The upstream contract is stable across all adopters; local policy varies by codebase, compliance regime, and team risk tolerance. Codifying the policy locally (rather than upstream) keeps TenantShield architecturally neutral while giving adopters a documented review trail.

Example from Counterbook adoption

Counterbook, the Phase 6 reference adopter, maintains:

  • ADR-0025: _unsafe_unscoped usage policy. Lists 2 authorised call sites; bans usage elsewhere; documents the test pattern.
  • ADR-0026: audit_cross_tenant_attempts 4-tier scope policy. 13 financial integrity models + 4 master/config models = 17 Tier 1+2 models with audit enabled. Tier 3 (operational logs) and Tier 4 (caches) skip audit per noise/cost tradeoff.
  • ADR-0027: auto_propagate_from_parent_fk governance. Documents which 5 child models opt in, with rationale per model about the FK parent relationship.
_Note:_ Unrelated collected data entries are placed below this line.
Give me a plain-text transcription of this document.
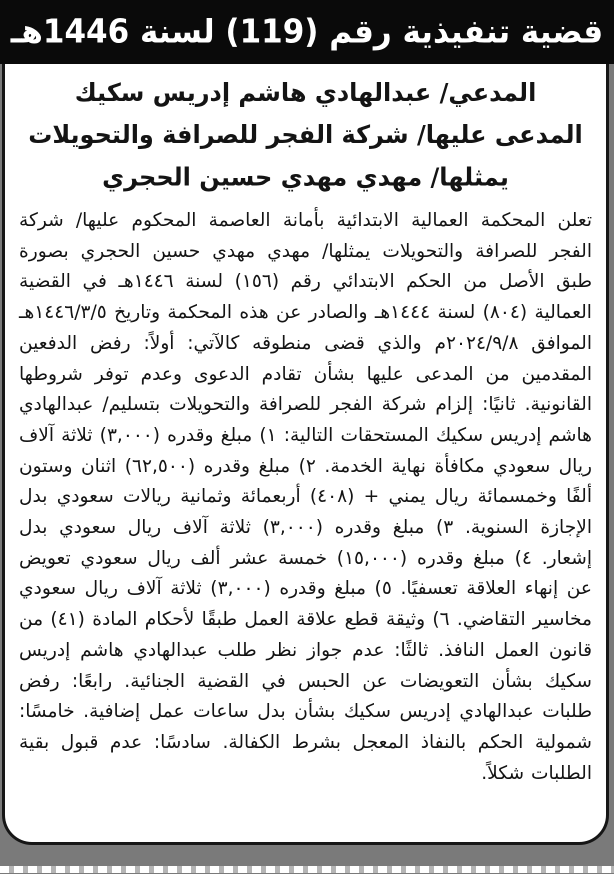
قضية تنفيذية رقم (119) لسنة 1446هـ
المدعي/ عبدالهادي هاشم إدريس سكيك
المدعى عليها/ شركة الفجر للصرافة والتحويلات
يمثلها/ مهدي مهدي حسين الحجري

تعلن المحكمة العمالية الابتدائية بأمانة العاصمة المحكوم عليها/ شركة الفجر للصرافة والتحويلات يمثلها/ مهدي مهدي حسين الحجري بصورة طبق الأصل من الحكم الابتدائي رقم (١٥٦) لسنة ١٤٤٦هـ في القضية العمالية (٨٠٤) لسنة ١٤٤٤هـ والصادر عن هذه المحكمة وتاريخ ١٤٤٦/٣/٥هـ الموافق ٢٠٢٤/٩/٨م والذي قضى منطوقه كالآتي: أولاً: رفض الدفعين المقدمين من المدعى عليها بشأن تقادم الدعوى وعدم توفر شروطها القانونية. ثانيًا: إلزام شركة الفجر للصرافة والتحويلات بتسليم/ عبدالهادي هاشم إدريس سكيك المستحقات التالية: ١) مبلغ وقدره (٣,٠٠٠) ثلاثة آلاف ريال سعودي مكافأة نهاية الخدمة. ٢) مبلغ وقدره (٦٢,٥٠٠) اثنان وستون ألفًا وخمسمائة ريال يمني + (٤٠٨) أربعمائة وثمانية ريالات سعودي بدل الإجازة السنوية. ٣) مبلغ وقدره (٣,٠٠٠) ثلاثة آلاف ريال سعودي بدل إشعار. ٤) مبلغ وقدره (١٥,٠٠٠) خمسة عشر ألف ريال سعودي تعويض عن إنهاء العلاقة تعسفيًا. ٥) مبلغ وقدره (٣,٠٠٠) ثلاثة آلاف ريال سعودي مخاسير التقاضي. ٦) وثيقة قطع علاقة العمل طبقًا لأحكام المادة (٤١) من قانون العمل النافذ. ثالثًا: عدم جواز نظر طلب عبدالهادي هاشم إدريس سكيك بشأن التعويضات عن الحبس في القضية الجنائية. رابعًا: رفض طلبات عبدالهادي إدريس سكيك بشأن بدل ساعات عمل إضافية. خامسًا: شمولية الحكم بالنفاذ المعجل بشرط الكفالة. سادسًا: عدم قبول بقية الطلبات شكلاً.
Cross-referencing: each adopter ADR cites the upstream TenantShield ADR that defines the primitive, so the chain from local policy to upstream contract is explicit.

Tests as pinned contracts

The pattern's testing arm is the highest-value piece: per-callsite tests prevent silent regressions where someone removes a whitelist entry or enables a bypass on a previously-restricted model. The test count for governance pinning often exceeds the count of behavioural tests (Counterbook ADR-0026 alone: 16 tests covering 17 models). This is intentional asymmetry: the governance layer is what auditors review, so it deserves test density.
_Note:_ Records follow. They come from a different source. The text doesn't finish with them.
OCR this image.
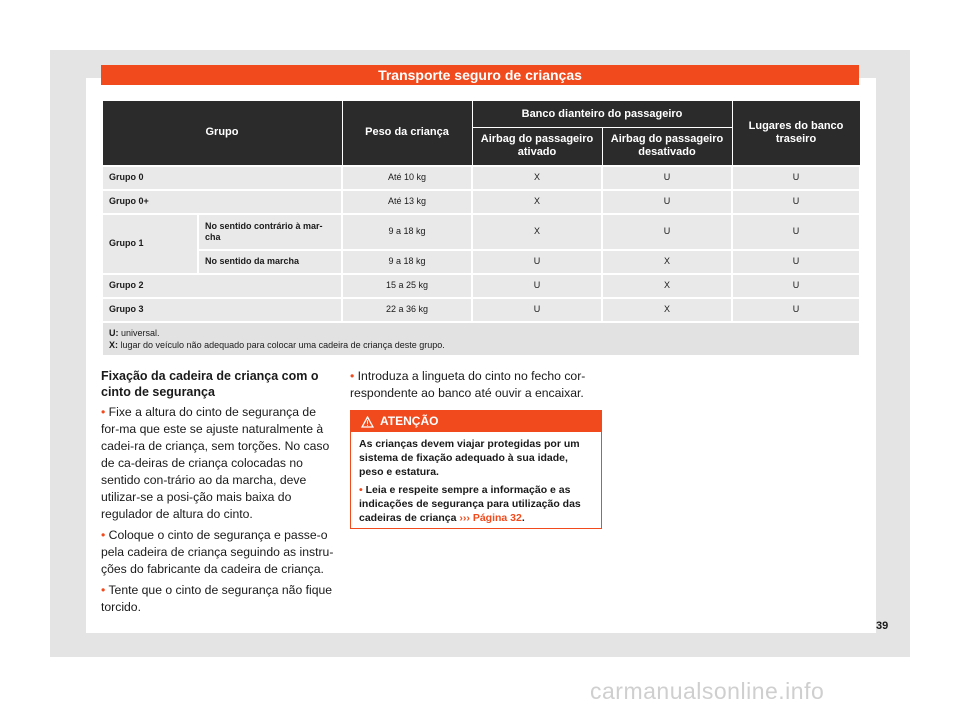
Transporte seguro de crianças
Grupo		Peso da criança	Banco dianteiro do passageiro		Lugares do banco traseiro
			Airbag do passageiro ativado	Airbag do passageiro desativado	
Grupo 0		Até 10 kg	X	U	U
Grupo 0+		Até 13 kg	X	U	U
Grupo 1	No sentido contrário à mar-cha	9 a 18 kg	X	U	U
	No sentido da marcha	9 a 18 kg	U	X	U
Grupo 2		15 a 25 kg	U	X	U
Grupo 3		22 a 36 kg	U	X	U
U: universal.
X: lugar do veículo não adequado para colocar uma cadeira de criança deste grupo.					
Fixação da cadeira de criança com o cinto de segurança

• Fixe a altura do cinto de segurança de for-ma que este se ajuste naturalmente à cadei-ra de criança, sem torções. No caso de ca-deiras de criança colocadas no sentido con-trário ao da marcha, deve utilizar-se a posi-ção mais baixa do regulador de altura do cinto.

• Coloque o cinto de segurança e passe-o pela cadeira de criança seguindo as instru-ções do fabricante da cadeira de criança.

• Tente que o cinto de segurança não fique torcido.

• Introduza a lingueta do cinto no fecho cor-respondente ao banco até ouvir a encaixar.

ATENÇÃO

As crianças devem viajar protegidas por um sistema de fixação adequado à sua idade, peso e estatura.

• Leia e respeite sempre a informação e as indicações de segurança para utilização das cadeiras de criança ››› Página 32.

39
carmanualsonline.info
When adopting a new TenantShield primitive, the adopter SHOULD:

  • [ ] Draft a local ADR before broad rollout.
  • [ ] Define scope: which models use the primitive, which do not.
  • [ ] List call sites explicitly (especially for bypass APIs).
  • [ ] Write per-callsite tests pinning the expected behaviour.
  • [ ] Document the compliance hook (SOC2 / PCI-DSS / internal).
  • [ ] Cross-reference the upstream TenantShield ADR.
  • [ ] Re-run pin audit before each TenantShield version bump.

Cross-references

  • ADR-0013 -- Three-mode read/write semantics.
  • Security posture -- the layer model the governance pattern operates over.